Composers
Will Stackpole
[ INACTIVE ]
2023 Winner John Eaton Memorial Competition
WILL STACKPOLE is a visionary young composer with a uniquely underground musical style. Brought up outside the bounds of the classical sphere, he is known for making music happen his own way. The result is a body of work that has been called "lively” (NY Times) and “a unique sound-world…(of) delicate mystery.” Stackpole was raised in a working-class community in New Hampshire and was the only musician in his family. By an uncommon route, beginning in rock bands and recording studios, and helped along the way by the generosity of established composers and some considerable luck, Stackpole found himself studying composition at the Juilliard School. While there, Stackpole’s distinct musical language and sensitivity for orchestral color earned him the distinction of being the only three-time orchestra prize winner in the school’s history. His music has since been played nationwide by many notable ensembles including the New Jersey Symphony Orchestra, the New Juilliard Ensemble, and the American Composers Orchestra. He is also an accomplished electric guitarist, audio engineer, and producer.
Stackpole is adept at representing matters of the modern psyche in his pieces, which stun audiences with their kaleidoscopic colors, intensity, and depth of meaning. The composer attributes this individual style to having, “come up outside the insular structures of classical music.” He prides himself on subscribing to no specific musical movement, opting instead to build a language of his own from a varied musical toolset to serve the needs of each individual project. His piece fEED won the 2019 Rudolf Nissim Prize, and combines drum kit and symphonic orchestra to remark on the negative effects of social media by illustrating an unending scroll of information. His largest work, L’Abîme, is a chamber symphony depicting the impending rise of global sea levels. The work gradually incorporates material from Debussy’s La Mer to ever greater and more terrifying extents, at first as just an influence, then through injected quotations, and finally through warped and distorted playback of the original work. The piece premiered on the 2023 album Neon and Oak by Red Dog Ensemble released by Lexicon Classics which Stackpole also produced.
A great deal of Stackpole’s non-musical efforts have involved bringing contemporary topics, language, and media into the areas surrounding new music: making it happen faster, more visibly, and without being overly precious. From 2018-2020, Stackpole produced and hosted two seasons of the podcast Adagio for Things which presented current topics in classical music in a notably irreverent tone alongside interviews with the nation’s most exciting young composers.

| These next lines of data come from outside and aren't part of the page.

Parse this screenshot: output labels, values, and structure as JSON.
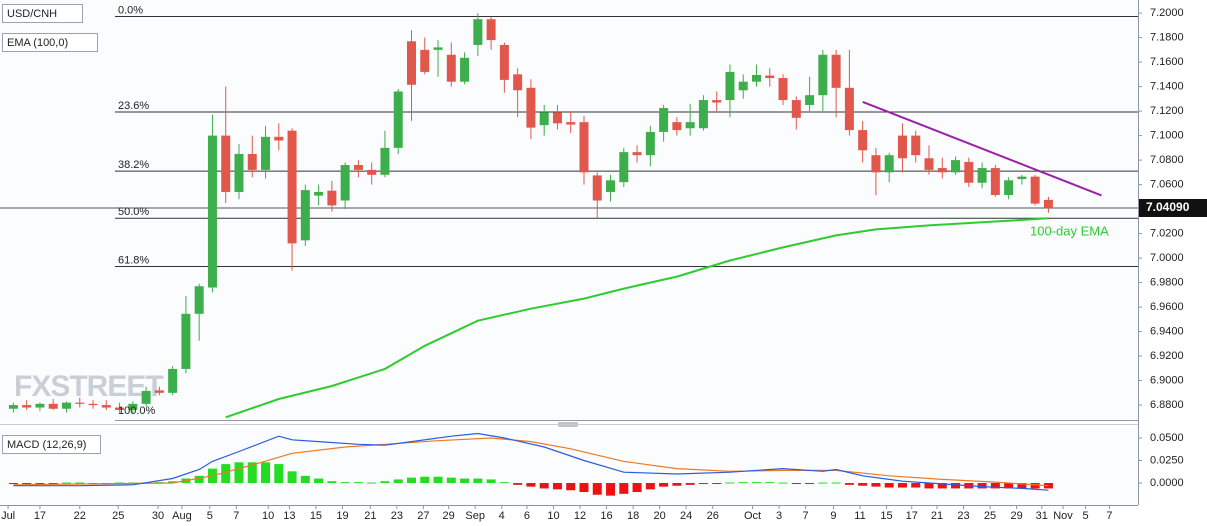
{
  "chart_data": [
    {
      "type": "candlestick",
      "title": "USD/CNH",
      "indicator_label": "EMA (100,0)",
      "watermark": "FXSTREET",
      "xlim": [
        -1.01,
        84.75
      ],
      "ylim": [
        6.867,
        7.2107
      ],
      "yticks": [
        {
          "value": 6.88,
          "label": "6.8800"
        },
        {
          "value": 6.9,
          "label": "6.9000"
        },
        {
          "value": 6.92,
          "label": "6.9200"
        },
        {
          "value": 6.94,
          "label": "6.9400"
        },
        {
          "value": 6.96,
          "label": "6.9600"
        },
        {
          "value": 6.98,
          "label": "6.9800"
        },
        {
          "value": 7.0,
          "label": "7.0000"
        },
        {
          "value": 7.02,
          "label": "7.0200"
        },
        {
          "value": 7.04,
          "label": "7.0400"
        },
        {
          "value": 7.06,
          "label": "7.0600"
        },
        {
          "value": 7.08,
          "label": "7.0800"
        },
        {
          "value": 7.1,
          "label": "7.1000"
        },
        {
          "value": 7.12,
          "label": "7.1200"
        },
        {
          "value": 7.14,
          "label": "7.1400"
        },
        {
          "value": 7.16,
          "label": "7.1600"
        },
        {
          "value": 7.18,
          "label": "7.1800"
        },
        {
          "value": 7.2,
          "label": "7.2000"
        }
      ],
      "up_color": "#3dae4c",
      "down_color": "#e2574c",
      "candles": {
        "open": [
          6.877,
          6.88,
          6.878,
          6.881,
          6.877,
          6.882,
          6.881,
          6.88,
          6.878,
          6.876,
          6.881,
          6.892,
          6.89,
          6.9095,
          6.9545,
          6.976,
          7.1,
          7.054,
          7.085,
          7.072,
          7.099,
          7.104,
          7.0145,
          7.051,
          7.055,
          7.047,
          7.076,
          7.072,
          7.068,
          7.09,
          7.177,
          7.17,
          7.17,
          7.166,
          7.144,
          7.174,
          7.195,
          7.174,
          7.15,
          7.139,
          7.1085,
          7.119,
          7.111,
          7.111,
          7.0675,
          7.054,
          7.062,
          7.0865,
          7.084,
          7.103,
          7.111,
          7.106,
          7.106,
          7.129,
          7.129,
          7.137,
          7.144,
          7.149,
          7.147,
          7.129,
          7.125,
          7.133,
          7.166,
          7.139,
          7.1045,
          7.084,
          7.07,
          7.1,
          7.1,
          7.0815,
          7.0735,
          7.07,
          7.0785,
          7.0615,
          7.0735,
          7.0515,
          7.0645,
          7.0665,
          7.0475
        ],
        "high": [
          6.882,
          6.884,
          6.882,
          6.885,
          6.883,
          6.886,
          6.884,
          6.884,
          6.882,
          6.883,
          6.895,
          6.895,
          6.912,
          6.969,
          6.979,
          7.117,
          7.14,
          7.093,
          7.1,
          7.108,
          7.11,
          7.106,
          7.06,
          7.06,
          7.063,
          7.078,
          7.08,
          7.078,
          7.104,
          7.138,
          7.186,
          7.18,
          7.178,
          7.176,
          7.168,
          7.2,
          7.197,
          7.176,
          7.155,
          7.146,
          7.125,
          7.125,
          7.12,
          7.116,
          7.07,
          7.068,
          7.09,
          7.092,
          7.108,
          7.125,
          7.115,
          7.126,
          7.133,
          7.136,
          7.158,
          7.15,
          7.158,
          7.155,
          7.15,
          7.132,
          7.148,
          7.17,
          7.17,
          7.17,
          7.112,
          7.09,
          7.086,
          7.11,
          7.104,
          7.092,
          7.082,
          7.083,
          7.082,
          7.078,
          7.076,
          7.066,
          7.068,
          7.068,
          7.05
        ],
        "low": [
          6.874,
          6.876,
          6.875,
          6.876,
          6.874,
          6.878,
          6.877,
          6.876,
          6.874,
          6.873,
          6.879,
          6.888,
          6.888,
          6.906,
          6.9325,
          6.972,
          7.045,
          7.048,
          7.066,
          7.065,
          7.088,
          6.9898,
          7.01,
          7.043,
          7.038,
          7.04,
          7.066,
          7.06,
          7.066,
          7.085,
          7.112,
          7.15,
          7.148,
          7.14,
          7.142,
          7.165,
          7.17,
          7.135,
          7.115,
          7.097,
          7.1,
          7.105,
          7.102,
          7.06,
          7.0325,
          7.046,
          7.058,
          7.078,
          7.075,
          7.095,
          7.1,
          7.1,
          7.104,
          7.12,
          7.115,
          7.13,
          7.14,
          7.14,
          7.125,
          7.105,
          7.12,
          7.12,
          7.115,
          7.1,
          7.078,
          7.0513,
          7.062,
          7.07,
          7.078,
          7.068,
          7.065,
          7.068,
          7.058,
          7.057,
          7.05,
          7.048,
          7.06,
          7.043,
          7.037
        ],
        "close": [
          6.88,
          6.878,
          6.881,
          6.877,
          6.882,
          6.881,
          6.88,
          6.878,
          6.876,
          6.881,
          6.8915,
          6.89,
          6.9095,
          6.9545,
          6.977,
          7.1,
          7.054,
          7.085,
          7.072,
          7.099,
          7.096,
          7.012,
          7.0555,
          7.054,
          7.043,
          7.076,
          7.072,
          7.068,
          7.09,
          7.136,
          7.1415,
          7.152,
          7.172,
          7.144,
          7.1635,
          7.195,
          7.178,
          7.1455,
          7.137,
          7.1065,
          7.119,
          7.11,
          7.109,
          7.07,
          7.047,
          7.0635,
          7.0865,
          7.084,
          7.103,
          7.1225,
          7.1045,
          7.111,
          7.129,
          7.127,
          7.152,
          7.144,
          7.1495,
          7.147,
          7.129,
          7.1145,
          7.133,
          7.166,
          7.139,
          7.1045,
          7.088,
          7.07,
          7.084,
          7.0815,
          7.084,
          7.072,
          7.07,
          7.08,
          7.0615,
          7.0735,
          7.0515,
          7.0635,
          7.0665,
          7.0445,
          7.0409
        ]
      },
      "ema": {
        "color": "#2ecc2e",
        "x": [
          16,
          20,
          24,
          28,
          31,
          35,
          39,
          43,
          46,
          50,
          54,
          58,
          62,
          65,
          69,
          73,
          78
        ],
        "values": [
          6.87,
          6.885,
          6.8956,
          6.9095,
          6.9284,
          6.9489,
          6.9587,
          6.9669,
          6.9751,
          6.9849,
          6.998,
          7.0087,
          7.0185,
          7.0234,
          7.0267,
          7.0292,
          7.0325
        ]
      },
      "ema_annotation": "100-day EMA",
      "trendline": {
        "color": "#9b1fa8",
        "x": [
          64,
          82
        ],
        "values": [
          7.1275,
          7.0512
        ]
      },
      "fib_levels": [
        {
          "label": "0.0%",
          "value": 7.1972
        },
        {
          "label": "23.6%",
          "value": 7.1193
        },
        {
          "label": "38.2%",
          "value": 7.071
        },
        {
          "label": "50.0%",
          "value": 7.0325
        },
        {
          "label": "61.8%",
          "value": 6.9931
        },
        {
          "label": "100.0%",
          "value": 6.867
        }
      ],
      "last_price": {
        "value": 7.0409,
        "label": "7.04090"
      }
    },
    {
      "type": "macd",
      "title": "MACD (12,26,9)",
      "xlim": [
        -1.01,
        84.75
      ],
      "xticks": [
        {
          "value": -0.4,
          "label": "Jul"
        },
        {
          "value": 2.0,
          "label": "17"
        },
        {
          "value": 5.0,
          "label": "22"
        },
        {
          "value": 7.9,
          "label": "25"
        },
        {
          "value": 10.9,
          "label": "30"
        },
        {
          "value": 12.7,
          "label": "Aug"
        },
        {
          "value": 14.8,
          "label": "5"
        },
        {
          "value": 16.8,
          "label": "7"
        },
        {
          "value": 19.2,
          "label": "10"
        },
        {
          "value": 20.8,
          "label": "13"
        },
        {
          "value": 22.8,
          "label": "15"
        },
        {
          "value": 24.8,
          "label": "19"
        },
        {
          "value": 26.9,
          "label": "21"
        },
        {
          "value": 28.9,
          "label": "23"
        },
        {
          "value": 30.9,
          "label": "27"
        },
        {
          "value": 32.8,
          "label": "29"
        },
        {
          "value": 34.8,
          "label": "Sep"
        },
        {
          "value": 36.8,
          "label": "4"
        },
        {
          "value": 38.7,
          "label": "6"
        },
        {
          "value": 40.7,
          "label": "10"
        },
        {
          "value": 42.7,
          "label": "12"
        },
        {
          "value": 44.7,
          "label": "16"
        },
        {
          "value": 46.7,
          "label": "18"
        },
        {
          "value": 48.7,
          "label": "20"
        },
        {
          "value": 50.7,
          "label": "24"
        },
        {
          "value": 52.7,
          "label": "26"
        },
        {
          "value": 55.7,
          "label": "Oct"
        },
        {
          "value": 57.7,
          "label": "3"
        },
        {
          "value": 59.7,
          "label": "7"
        },
        {
          "value": 61.8,
          "label": "9"
        },
        {
          "value": 63.8,
          "label": "11"
        },
        {
          "value": 65.8,
          "label": "15"
        },
        {
          "value": 67.7,
          "label": "17"
        },
        {
          "value": 69.6,
          "label": "21"
        },
        {
          "value": 71.6,
          "label": "23"
        },
        {
          "value": 73.6,
          "label": "25"
        },
        {
          "value": 75.6,
          "label": "29"
        },
        {
          "value": 77.5,
          "label": "31"
        },
        {
          "value": 79.1,
          "label": "Nov"
        },
        {
          "value": 80.8,
          "label": "5"
        },
        {
          "value": 82.6,
          "label": "7"
        }
      ],
      "ylim": [
        -0.0244,
        0.0611
      ],
      "yticks": [
        {
          "value": 0.05,
          "label": "0.0500"
        },
        {
          "value": 0.025,
          "label": "0.0250"
        },
        {
          "value": 0,
          "label": "0.0000"
        }
      ],
      "histogram": {
        "up_color": "#22dd22",
        "down_color": "#ee1111",
        "values": [
          -0.001,
          -0.001,
          -0.0005,
          -0.0005,
          0,
          0,
          -0.0005,
          -0.0005,
          0,
          0,
          0.0005,
          0.001,
          0.002,
          0.005,
          0.008,
          0.016,
          0.021,
          0.023,
          0.023,
          0.023,
          0.021,
          0.013,
          0.008,
          0.005,
          0.002,
          0.001,
          0.001,
          0.0005,
          0.002,
          0.004,
          0.006,
          0.007,
          0.007,
          0.006,
          0.005,
          0.005,
          0.004,
          0.001,
          -0.002,
          -0.004,
          -0.006,
          -0.007,
          -0.008,
          -0.01,
          -0.013,
          -0.014,
          -0.012,
          -0.01,
          -0.007,
          -0.004,
          -0.003,
          -0.002,
          -0.001,
          -0.001,
          0,
          0.001,
          0.001,
          0.001,
          0.0005,
          -0.0005,
          -0.0005,
          0.0005,
          0,
          -0.002,
          -0.003,
          -0.004,
          -0.005,
          -0.005,
          -0.005,
          -0.006,
          -0.006,
          -0.006,
          -0.006,
          -0.006,
          -0.006,
          -0.006,
          -0.006,
          -0.006,
          -0.006
        ]
      },
      "macd_line": {
        "color": "#2a5ce0",
        "x": [
          0,
          5,
          9,
          12,
          14,
          15,
          17,
          20,
          21,
          23,
          26,
          28,
          30,
          33,
          35,
          37,
          40,
          43,
          46,
          50,
          54,
          58,
          61,
          62,
          64,
          67,
          70,
          73,
          76,
          78
        ],
        "values": [
          -0.003,
          -0.003,
          -0.002,
          0.005,
          0.015,
          0.024,
          0.035,
          0.052,
          0.048,
          0.046,
          0.043,
          0.042,
          0.046,
          0.052,
          0.055,
          0.05,
          0.04,
          0.025,
          0.012,
          0.01,
          0.012,
          0.016,
          0.013,
          0.015,
          0.008,
          0.002,
          -0.001,
          -0.004,
          -0.006,
          -0.008
        ]
      },
      "signal_line": {
        "color": "#f07a1e",
        "x": [
          0,
          12,
          15,
          18,
          21,
          25,
          28,
          32,
          36,
          39,
          42,
          46,
          50,
          54,
          58,
          62,
          66,
          70,
          74,
          78
        ],
        "values": [
          -0.002,
          0.0,
          0.008,
          0.02,
          0.033,
          0.04,
          0.043,
          0.047,
          0.05,
          0.046,
          0.038,
          0.024,
          0.016,
          0.013,
          0.014,
          0.014,
          0.008,
          0.004,
          0.001,
          -0.003
        ]
      }
    }
  ]
}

Stackpole is also the leading scholar on the life and music of Steven Stucky. His dissertation Steven Stucky: Curator, Connoisseur, Craftsman is the most comprehensive resource on the composer’s work to date and was the recipient of a special grant for research from the Aaron Copland Fund. Stackpole holds a B.A. in Music & Technology from Stevens Institute of Technology and an M.M. and D.M.A. in Composition from the Juilliard School. He is currently a lecturer in the Music & Technology program at Stevens Institute of Technology in Hoboken, NJ.